The first was From Ground Zero, a collection of 22 shorts capturing life in Gaza amidst the war with a mix of fiction, animation and documentary films. The project received its North America premiere at Toronto and was released in US theatres on January 3 through Watermelon Pictures, with Oscar-winning documentarian Michael Moore coming on board as executive producer.

At least three of the directors from the anthology will return for the follow up. They include Ahmed Hassouna, the most established of all the filmmakers selected for From Ground Zero, who made Sorry Cinema for the first project, which explored how he put aside his work on a fresh feature to document life under bombardment, even burning his clapperboard for firewood.

For the upcoming collection, the director is making Citizen Osama, which focuses on a single journalist in Gaza. Hassouna, who has a degree in journalism, made his debut feature Istrupya in 2019, which won the special jury prize at Egypt’s Alexandria Film Festival.

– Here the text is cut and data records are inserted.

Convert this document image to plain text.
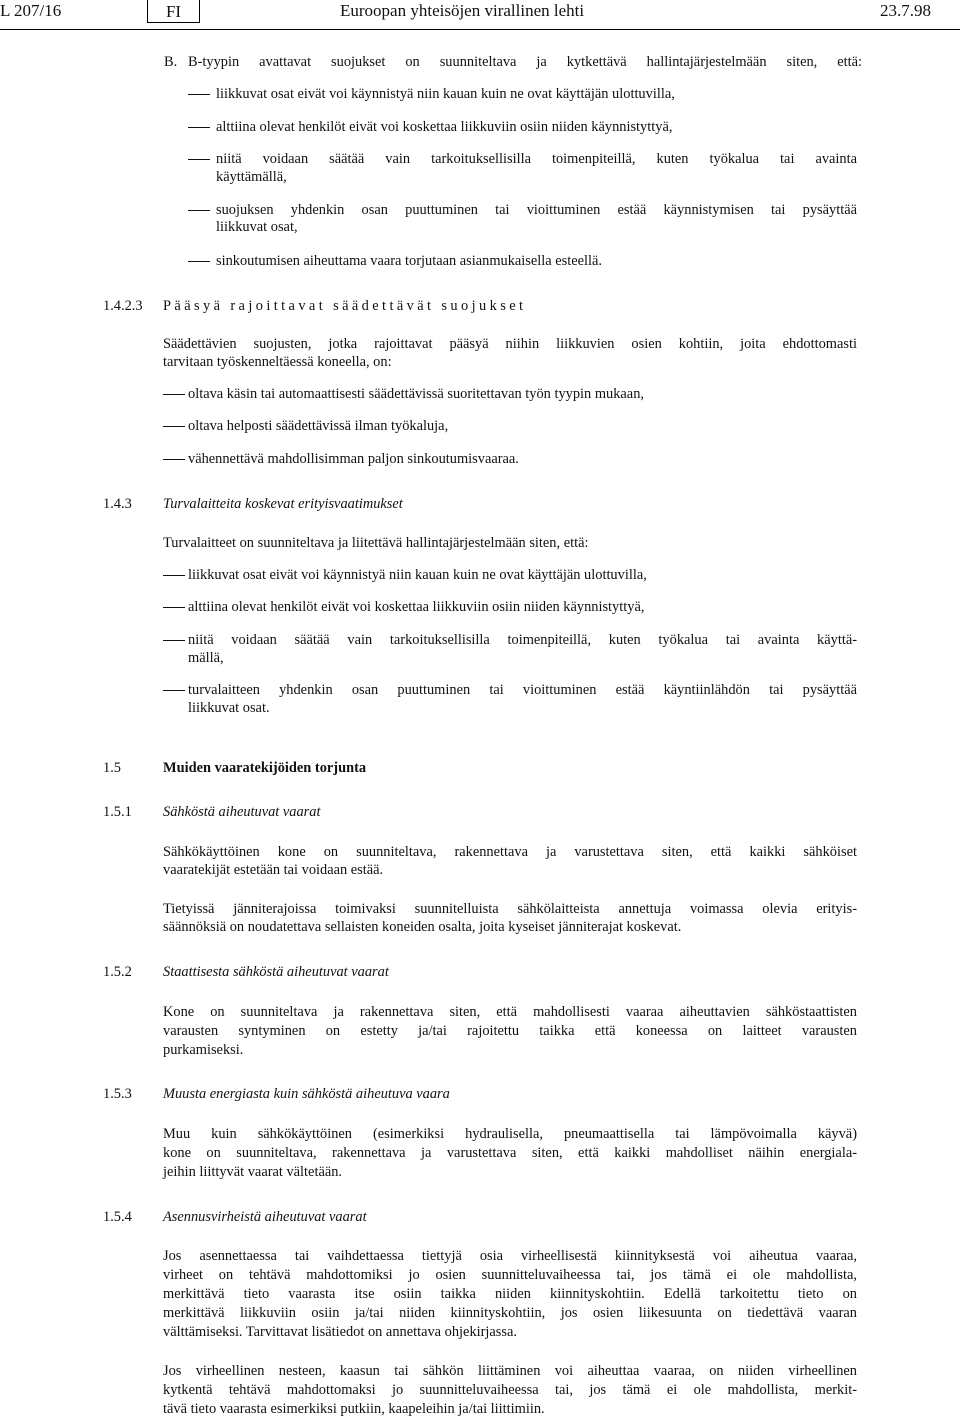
L 207/16	FI	Euroopan yhteisöjen virallinen lehti	23.7.98
B. B-tyypin avattavat suojukset on suunniteltava ja kytkettävä hallintajärjestelmään siten, että:
liikkuvat osat eivät voi käynnistyä niin kauan kuin ne ovat käyttäjän ulottuvilla,
alttiina olevat henkilöt eivät voi koskettaa liikkuviin osiin niiden käynnistyttyä,
niitä voidaan säätää vain tarkoituksellisilla toimenpiteillä, kuten työkalua tai avainta
käyttämällä,
suojuksen yhdenkin osan puuttuminen tai vioittuminen estää käynnistymisen tai pysäyttää
liikkuvat osat,
sinkoutumisen aiheuttama vaara torjutaan asianmukaisella esteellä.
1.4.2.3 Pääsyä rajoittavat säädettävät suojukset
Säädettävien suojusten, jotka rajoittavat pääsyä niihin liikkuvien osien kohtiin, joita ehdottomasti
tarvitaan työskenneltäessä koneella, on:
oltava käsin tai automaattisesti säädettävissä suoritettavan työn tyypin mukaan,
oltava helposti säädettävissä ilman työkaluja,
vähennettävä mahdollisimman paljon sinkoutumisvaaraa.
1.4.3 Turvalaitteita koskevat erityisvaatimukset
Turvalaitteet on suunniteltava ja liitettävä hallintajärjestelmään siten, että:
liikkuvat osat eivät voi käynnistyä niin kauan kuin ne ovat käyttäjän ulottuvilla,
alttiina olevat henkilöt eivät voi koskettaa liikkuviin osiin niiden käynnistyttyä,
niitä voidaan säätää vain tarkoituksellisilla toimenpiteillä, kuten työkalua tai avainta käyttä-
mällä,
turvalaitteen yhdenkin osan puuttuminen tai vioittuminen estää käyntiinlähdön tai pysäyttää
liikkuvat osat.
1.5	Muiden vaaratekijöiden torjunta
1.5.1 Sähköstä aiheutuvat vaarat
Sähkökäyttöinen kone on suunniteltava, rakennettava ja varustettava siten, että kaikki sähköiset
vaaratekijät estetään tai voidaan estää.
Tietyissä jänniterajoissa toimivaksi suunnitelluista sähkölaitteista annettuja voimassa olevia erityis-
säännöksiä on noudatettava sellaisten koneiden osalta, joita kyseiset jänniterajat koskevat.
1.5.2 Staattisesta sähköstä aiheutuvat vaarat
Kone on suunniteltava ja rakennettava siten, että mahdollisesti vaaraa aiheuttavien sähköstaattisten
varausten syntyminen on estetty ja/tai rajoitettu taikka että koneessa on laitteet varausten
purkamiseksi.
1.5.3 Muusta energiasta kuin sähköstä aiheutuva vaara
Muu kuin sähkökäyttöinen (esimerkiksi hydraulisella, pneumaattisella tai lämpövoimalla käyvä)
kone on suunniteltava, rakennettava ja varustettava siten, että kaikki mahdolliset näihin energiala-
jeihin liittyvät vaarat vältetään.
1.5.4 Asennusvirheistä aiheutuvat vaarat
Jos asennettaessa tai vaihdettaessa tiettyjä osia virheellisestä kiinnityksestä voi aiheutua vaaraa,
virheet on tehtävä mahdottomiksi jo osien suunnitteluvaiheessa tai, jos tämä ei ole mahdollista,
merkittävä tieto vaarasta itse osiin taikka niiden kiinnityskohtiin. Edellä tarkoitettu tieto on
merkittävä liikkuviin osiin ja/tai niiden kiinnityskohtiin, jos osien liikesuunta on tiedettävä vaaran
välttämiseksi. Tarvittavat lisätiedot on annettava ohjekirjassa.
Jos virheellinen nesteen, kaasun tai sähkön liittäminen voi aiheuttaa vaaraa, on niiden virheellinen
kytkentä tehtävä mahdottomaksi jo suunnitteluvaiheessa tai, jos tämä ei ole mahdollista, merkit-
tävä tieto vaarasta esimerkiksi putkiin, kaapeleihin ja/tai liittimiin.
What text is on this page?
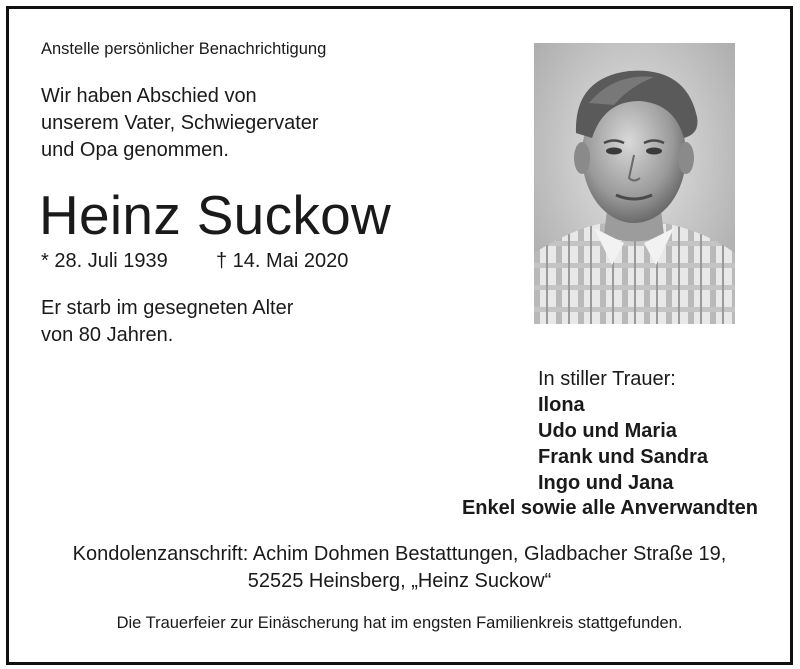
Anstelle persönlicher Benachrichtigung
Wir haben Abschied von
unserem Vater, Schwiegervater
und Opa genommen.
Heinz Suckow
* 28. Juli 1939 † 14. Mai 2020
Er starb im gesegneten Alter
von 80 Jahren.
In stiller Trauer:
Ilona
Udo und Maria
Frank und Sandra
Ingo und Jana
Enkel sowie alle Anverwandten
Kondolenzanschrift: Achim Dohmen Bestattungen, Gladbacher Straße 19,
52525 Heinsberg, „Heinz Suckow“
Die Trauerfeier zur Einäscherung hat im engsten Familienkreis stattgefunden.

Also returning is Reema Mahmoud, whose tiny film Selfie is the first in From Ground Zero. Her follow-up is about two women: a painter who now takes her brush to bombed buildings in Gaza; and another who is a musician who searches for a writer, composer and studio to record a song during the war.

Etimad Washah, who made the tiny Taxi Wanissa about a donkey that provides transport in Gaza, is also part of the upcoming project with Very Small Dreams, which documents the everyday needs of refugee women in tents.

Details of the fourth tiny have yet to be revealed.

Masharawi told Screen that editing on the project is set to begin at the end of February with the aim of having it ready by May.

“The war is still going on and so are our cameras,” said Masharawi. “These films provide training for fresh filmmakers while also giving them a job and to make them feel they are not alone. Through them, we hope to build a bridge between Gaza and the rest of the world.

“Palestinians always made films before the war. Now it has become more important to make documentaries in Gaza, to document what is happening in an artistic way.”

From Ground Zero was made in co-production with US outfit Watermelon Pictures, Turkey’s Metafora Productions, Jordan’s Royal Film Commission and UAE’s Sharjah Art Foundation.